In this briefing, published in The Lawyer (July/ August 2017), Joe Gavin, Head of Financial Services and Emmet Whelan, Employment Law Partner, review whether the CRD IV bonus cap will apply to MiFID firms operating in Ireland.
Financial services could be in for quite a shake-up after Brexit but Ireland’s position is clear on the regulation of MiFID ﬁrms, wherever they come from.
Political events following the Brexit referendum in the UK last year have given rise to much reﬂection in Ireland on the consequences for the Irish economy, which may be negative in a number of respects. In straight economic terms a hard Brexit will tilt the balance of trade between the UK and Ireland strongly in favour of the UK, Ireland’s largest trading partner, adversely affecting jobs in Ireland.
The withdrawal of the UK from the EU will also leave Ireland weaker within the EU, without the beneﬁts of a fellow member nation with the same language, and similar culture and laws.
While much has been said about the implications of Brexit for the UK, almost nothing has been said yet about the likely make-up of the EU after Brexit, and Ireland’s continuing membership and inﬂuence. It is likely that the withdrawal of the UK will adversely affect Ireland’s standing and inﬂuence as it will be the only remaining common law member state, and a small one at that. It is also likely that the EU will become more integrated along the lines of the euro area, and this has led some commentators to conclude that the euro is stronger than the EU.
Financial services in the EU
One of the few upsides of Brexit for economic activity in Ireland is the potential for the relocation of UK ﬁnancial institutions to Ireland (in competition with other EU jurisdictions) to maintain freedom of services. This will apply to banking, insurance, and MiFID ﬁrms.
The working assumption underpinning this view is that the UK will continue to be recognised by the EU as an equivalent third-country supervisory regime to the EU, such that arrangements are put in place at an EU level to harmonise the supervisory relationship between the EU and the UK in banking, insurance and MiFID activities, regardless of whether Brexit is ‘hard’ or ‘soft’.
UK MiFID ﬁrms
Based on the range and types of enquiries from the UK we have reviewed in the past 12 months, the indications are that Ireland will be well-placed to attract ﬁrms including investment managers, broker-dealers and market infrastructure ﬁrms.
The bonus cap
A question that has been repeatedly raised recently (and one over which there has been quite a degree of confusion) is whether the CRD IV bonus cap will apply to MiFID ﬁrms operating in Ireland. The bonus cap limits variable remuneration to 100 per cent of fixed remuneration, subject to an upper limit of 200 per cent, with shareholder approval.

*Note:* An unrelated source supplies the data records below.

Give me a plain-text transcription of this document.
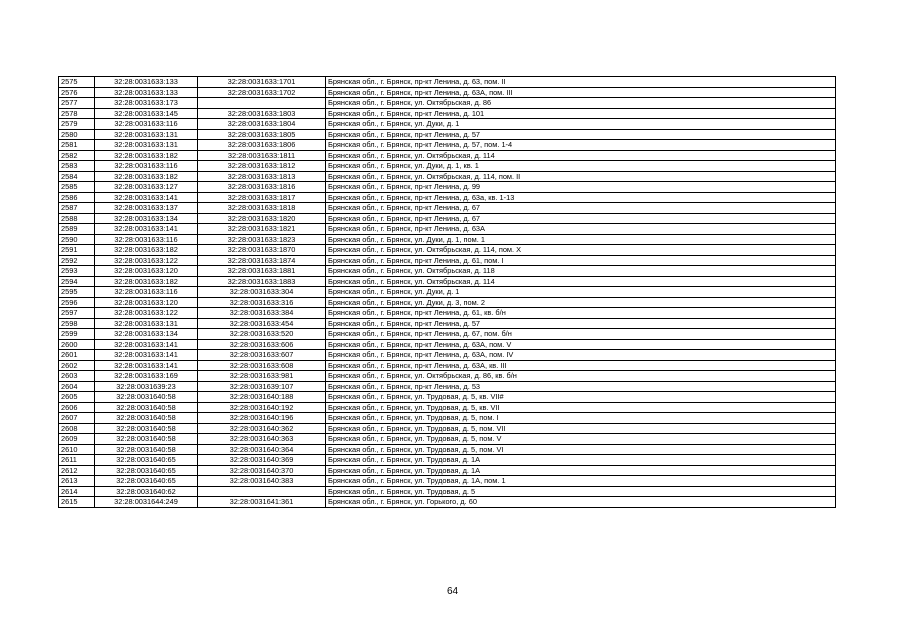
2575	32:28:0031633:133	32:28:0031633:1701	Брянская обл., г. Брянск, пр-кт Ленина, д. 63, пом. II
2576	32:28:0031633:133	32:28:0031633:1702	Брянская обл., г. Брянск, пр-кт Ленина, д. 63А, пом. III
2577	32:28:0031633:173		Брянская обл., г. Брянск, ул. Октябрьская, д. 86
2578	32:28:0031633:145	32:28:0031633:1803	Брянская обл., г. Брянск, пр-кт Ленина, д. 101
2579	32:28:0031633:116	32:28:0031633:1804	Брянская обл., г. Брянск, ул. Дуки, д. 1
2580	32:28:0031633:131	32:28:0031633:1805	Брянская обл., г. Брянск, пр-кт Ленина, д. 57
2581	32:28:0031633:131	32:28:0031633:1806	Брянская обл., г. Брянск, пр-кт Ленина, д. 57, пом. 1-4
2582	32:28:0031633:182	32:28:0031633:1811	Брянская обл., г. Брянск, ул. Октябрьская, д. 114
2583	32:28:0031633:116	32:28:0031633:1812	Брянская обл., г. Брянск, ул. Дуки, д. 1, кв. 1
2584	32:28:0031633:182	32:28:0031633:1813	Брянская обл., г. Брянск, ул. Октябрьская, д. 114, пом. II
2585	32:28:0031633:127	32:28:0031633:1816	Брянская обл., г. Брянск, пр-кт Ленина, д. 99
2586	32:28:0031633:141	32:28:0031633:1817	Брянская обл., г. Брянск, пр-кт Ленина, д. 63а, кв. 1-13
2587	32:28:0031633:137	32:28:0031633:1818	Брянская обл., г. Брянск, пр-кт Ленина, д. 67
2588	32:28:0031633:134	32:28:0031633:1820	Брянская обл., г. Брянск, пр-кт Ленина, д. 67
2589	32:28:0031633:141	32:28:0031633:1821	Брянская обл., г. Брянск, пр-кт Ленина, д. 63А
2590	32:28:0031633:116	32:28:0031633:1823	Брянская обл., г. Брянск, ул. Дуки, д. 1, пом. 1
2591	32:28:0031633:182	32:28:0031633:1870	Брянская обл., г. Брянск, ул. Октябрьская, д. 114, пом. X
2592	32:28:0031633:122	32:28:0031633:1874	Брянская обл., г. Брянск, пр-кт Ленина, д. 61, пом. I
2593	32:28:0031633:120	32:28:0031633:1881	Брянская обл., г. Брянск, ул. Октябрьская, д. 118
2594	32:28:0031633:182	32:28:0031633:1883	Брянская обл., г. Брянск, ул. Октябрьская, д. 114
2595	32:28:0031633:116	32:28:0031633:304	Брянская обл., г. Брянск, ул. Дуки, д. 1
2596	32:28:0031633:120	32:28:0031633:316	Брянская обл., г. Брянск, ул. Дуки, д. 3, пом. 2
2597	32:28:0031633:122	32:28:0031633:384	Брянская обл., г. Брянск, пр-кт Ленина, д. 61, кв. б/н
2598	32:28:0031633:131	32:28:0031633:454	Брянская обл., г. Брянск, пр-кт Ленина, д. 57
2599	32:28:0031633:134	32:28:0031633:520	Брянская обл., г. Брянск, пр-кт Ленина, д. 67, пом. б/н
2600	32:28:0031633:141	32:28:0031633:606	Брянская обл., г. Брянск, пр-кт Ленина, д. 63А, пом. V
2601	32:28:0031633:141	32:28:0031633:607	Брянская обл., г. Брянск, пр-кт Ленина, д. 63А, пом. IV
2602	32:28:0031633:141	32:28:0031633:608	Брянская обл., г. Брянск, пр-кт Ленина, д. 63А, кв. III
2603	32:28:0031633:169	32:28:0031633:981	Брянская обл., г. Брянск, ул. Октябрьская, д. 86, кв. б/н
2604	32:28:0031639:23	32:28:0031639:107	Брянская обл., г. Брянск, пр-кт Ленина, д. 53
2605	32:28:0031640:58	32:28:0031640:188	Брянская обл., г. Брянск, ул. Трудовая, д. 5, кв. VII#
2606	32:28:0031640:58	32:28:0031640:192	Брянская обл., г. Брянск, ул. Трудовая, д. 5, кв. VII
2607	32:28:0031640:58	32:28:0031640:196	Брянская обл., г. Брянск, ул. Трудовая, д. 5, пом. I
2608	32:28:0031640:58	32:28:0031640:362	Брянская обл., г. Брянск, ул. Трудовая, д. 5, пом. VII
2609	32:28:0031640:58	32:28:0031640:363	Брянская обл., г. Брянск, ул. Трудовая, д. 5, пом. V
2610	32:28:0031640:58	32:28:0031640:364	Брянская обл., г. Брянск, ул. Трудовая, д. 5, пом. VI
2611	32:28:0031640:65	32:28:0031640:369	Брянская обл., г. Брянск, ул. Трудовая, д. 1А
2612	32:28:0031640:65	32:28:0031640:370	Брянская обл., г. Брянск, ул. Трудовая, д. 1А
2613	32:28:0031640:65	32:28:0031640:383	Брянская обл., г. Брянск, ул. Трудовая, д. 1А, пом. 1
2614	32:28:0031640:62		Брянская обл., г. Брянск, ул. Трудовая, д. 5
2615	32:28:0031644:249	32:28:0031641:361	Брянская обл., г. Брянск, ул. Горького, д. 60
64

The Central Bank of Ireland (CBI) clariﬁed its position in a policy statement in January, conﬁrming that it will apply the bonus cap to all the CRD IV MiFID ﬁrms it regulates.
The European Banking Authority (EBA) guidelines on sound remuneration policy apply as a matter of EU and Irish law to credit institutions, CRD IV investment ﬁrms in Ireland, and to the CBI as the competent authority for less signiﬁcant credit institutions and CRD IV investment ﬁrms in the country.
CRD IV investment ﬁrms are subject to the bonus cap by virtue of Regulation 82 (1) (g) of SI 158 of 2014, which implements CRD IV in Ireland.
A CRD IV investment ﬁrm is deﬁned in Article 4 (1) of the Credit Requirements Regulation (CRR) (EU/575/2013) as a MiFID ﬁrm other than a CRD IV-exempt MiFID ﬁrm (a ﬁrm that is not authorised to hold client monies or provide ancillary services under Annex B but provides a combination of MiFID services including reception and transmission of orders, execution of orders, portfolio management and investment advice) as deﬁned in Article 4 (2) (c) of the CRR.
The CBI policy note conﬁrms that the recent EU proposals 2016/0364 (COD) do not affect the bonus cap, which will continue to apply.
Legal effect of the CBI statement
While the CBI policy on bonus caps is in the form of a policy statement and the underlying EBA view is in the form of a guideline, these provisions are expected to take effect in Ireland by way of conditions on authorisation, the breach of which will mean administrative sanction.
In conclusion, UK MiFID ﬁrms that are regulated under CRD IV will need to be aware that the bonus cap will still apply to them in Ireland.